Auch wenn der geschilderte Sachverhalt zunächst einmal recht amüsant erscheint, so beschäftigt sein Inhalt seit den 80er Jahren immer wieder die Wortbildungsforschung. Schnell kristallisierte sich dabei der Arbeitsbegriff des Affixoids heraus, der seitdem die Wortbildungsphänomene einschließt, die weder der Komposition noch der Derivation eindeutig zuzuordnen sind. Um an diesem Phänomen die Grammatikalisierung in der Wortbildung beschreiben zu können, wurden sowohl Begriffsbestimmungen als auch Kriterien der Affixoidbezeichnung zur eindeutigen Einordnung bemüht. Sowohl auf diachroner als auch synchroner Ebene liegen die Forschungsmeinungen zu zahlreichem Wortmaterial jedoch sehr weit auseinander. Mit dieser Arbeit soll deshalb eine Systematisierung des aktuellen Forschungsstandpunktes erfolgen und an ausgewähltem Wortmaterial überprüft werden.
Inhaltsverzeichnis
I. Einleitung
II. Grammatikalisierung in der Wortbildung anhand der Entwicklung des Affixoidbegriffs
1. Grammatikalisierungsmodell nach Munske
2. Begriffsbestimmung des Affixoids
2.1 Das Affixoid als eigene Wortbildungskategorie
2.2 Das Affixoid als Randbereich von Komposition und Derivation
2.3 Fazit
3. Kriterienkatalog der Affixoidbestimmung nach Stevens
III. Schwierigkeiten in der Affixoidbestimmung anhand ausgewählten Wortmaterials
1. Das Affixoid -arm
2. Das Affixoid -werk
3. Fazit
IV. Schlussbetrachtung
Literaturverzeichnis
I. Einleitung
Es ist wirklich saukomisch. Da gibt es doch einige blitzgescheite Personen, die einen mordsmäßigen Riesenkrach und Heidenlärm um eine Gruppe von Wortbildungsphänomenen veranstalten, die sie selbst als problembetonte Affixoide bezeichnen. Dem Streit zwischen Komposition und Derivation sind bereits das stinknormale Werk und das arme -arm zum Opfer gefallen. Zwischen all dem Wasser-, Stahl-, Blatt-, Ast-, Bau- und Wurzelwerk weiß selbiges gar nicht mehr, wo ihm der Kopf steht. Sehnsuchtsvoll oder vielleicht auch sehnsüchtig wird zudem die Entscheidung um das gefühls-, kalorien-, baum-, bügel- und pflegearme -arm erwartet. Brauchen wir also tatsächlich einen wortbildungskategoriefähigen Zwischenbegriff von Komposition und Derivation oder sind einige Experten nur besonders ideenreich und affixoidhungrig?

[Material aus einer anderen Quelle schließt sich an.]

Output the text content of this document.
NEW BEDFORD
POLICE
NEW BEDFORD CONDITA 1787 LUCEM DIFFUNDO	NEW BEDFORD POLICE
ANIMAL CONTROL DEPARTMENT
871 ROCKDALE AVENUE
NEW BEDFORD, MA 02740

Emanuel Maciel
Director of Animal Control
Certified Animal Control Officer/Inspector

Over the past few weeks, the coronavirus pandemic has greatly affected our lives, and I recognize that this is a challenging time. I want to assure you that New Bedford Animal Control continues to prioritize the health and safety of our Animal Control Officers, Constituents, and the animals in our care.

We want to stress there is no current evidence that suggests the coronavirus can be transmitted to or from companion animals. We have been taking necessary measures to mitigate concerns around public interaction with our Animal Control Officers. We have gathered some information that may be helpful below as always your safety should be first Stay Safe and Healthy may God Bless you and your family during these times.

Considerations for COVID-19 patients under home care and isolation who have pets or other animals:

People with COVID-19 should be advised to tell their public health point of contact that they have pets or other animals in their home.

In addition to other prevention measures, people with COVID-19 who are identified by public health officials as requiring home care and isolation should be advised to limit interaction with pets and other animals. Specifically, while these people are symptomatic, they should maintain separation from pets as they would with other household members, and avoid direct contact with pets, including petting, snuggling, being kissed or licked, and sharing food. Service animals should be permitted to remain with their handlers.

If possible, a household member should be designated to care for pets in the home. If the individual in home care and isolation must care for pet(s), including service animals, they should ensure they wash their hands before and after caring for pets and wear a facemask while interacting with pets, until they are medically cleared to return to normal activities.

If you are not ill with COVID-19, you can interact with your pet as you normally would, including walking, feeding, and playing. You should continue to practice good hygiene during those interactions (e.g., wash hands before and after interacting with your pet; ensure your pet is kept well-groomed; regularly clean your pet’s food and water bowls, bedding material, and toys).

Auch wenn der geschilderte Sachverhalt zunächst einmal recht amüsant erscheint, so beschäftigt sein Inhalt seit den 80er Jahren immer wieder die Wortbildungsforschung. Schnell kristallisierte sich dabei der Arbeitsbegriff des Affixoids heraus, der seitdem die Wortbildungsphänomene einschließt, die weder der Komposition noch der Derivation eindeutig zuzuordnen sind. Um an diesem Phänomen die Grammatikalisierung in der Wortbildung beschreiben zu können, wurden sowohl Begriffsbestimmungen als auch Kriterien der Affixoidbezeichnung zur eindeutigen Einordnung bemüht. Sowohl auf diachroner als auch synchroner Ebene liegen die Forschungsmeinungen zu zahlreichem Wortmaterial jedoch sehr weit auseinander. Mit dieser Arbeit soll deshalb eine Systematisierung des aktuellen Forschungsstandpunktes erfolgen und an ausgewähltem Wortmaterial überprüft werden.
Im ersten Teil der Arbeit erfolgt eine allgemeine Betrachtung zur Grammatikalisierung in der Wortbildung im Zusammenhang mit der Entwicklung des Affixoidbegriffs. Dazu wird auf ein aktuelles Modell der Grammatikalisierung nach Munske zurückgegriffen, an welchem gleichzeitig der Entwicklungsweg von Affixoiden skizziert werden soll. Zudem wird der Begriff des Affixoids selbst im Fokus der Betrachtung stehen, an dessen Klärung sich ein Kriterienkatalog zur Bestimmung des Affixoidstatusses nach Stevens anschließt. Im zweiten Teil der Arbeit wird dann der Versuch unternommen diesen Kriterienkatalog anhand der zwei häufig diskutierten Beispiele -werk und -arm anzuwenden und die Einordnung dieser als Affixoide zu überprüfen und gegebenenfalls zu revidieren. In einer Schlussbetrachtung werden dann noch einmal alle gewonnenen Ergebnisse abschließend zusammengetragen.
II. Grammatikalisierung in der Wortbildung anhand der Entwicklung des Affixoidbegriffs
Niemand bestreitet, dass das System der Wortbildung einem Wandel unterliegt. Dennoch wird in der Fachliteratur kaum bzw. nur am Rande der Versuch unternommen diese Wandlungsprozesse zu beschreiben und zu systematisieren. Daraus resultiert auch die für die Sprachwissenschaft verhältnismäßig geringe Untersuchung vorhandener Grammatikalisierungsprozesse in der Wortbildung. Einen möglichen Grund dafür nennt Munske in seinen Aufsatz zum Wortbildungswandel:
Es ist die Unmerkbarkeit dieses Phänomens in der jüngeren Sprachgeschichte […] [und] die erstaunliche Kontinuität des Wortbildungssystems, die den Wandel so wenig sichtbar werden läßt .[1]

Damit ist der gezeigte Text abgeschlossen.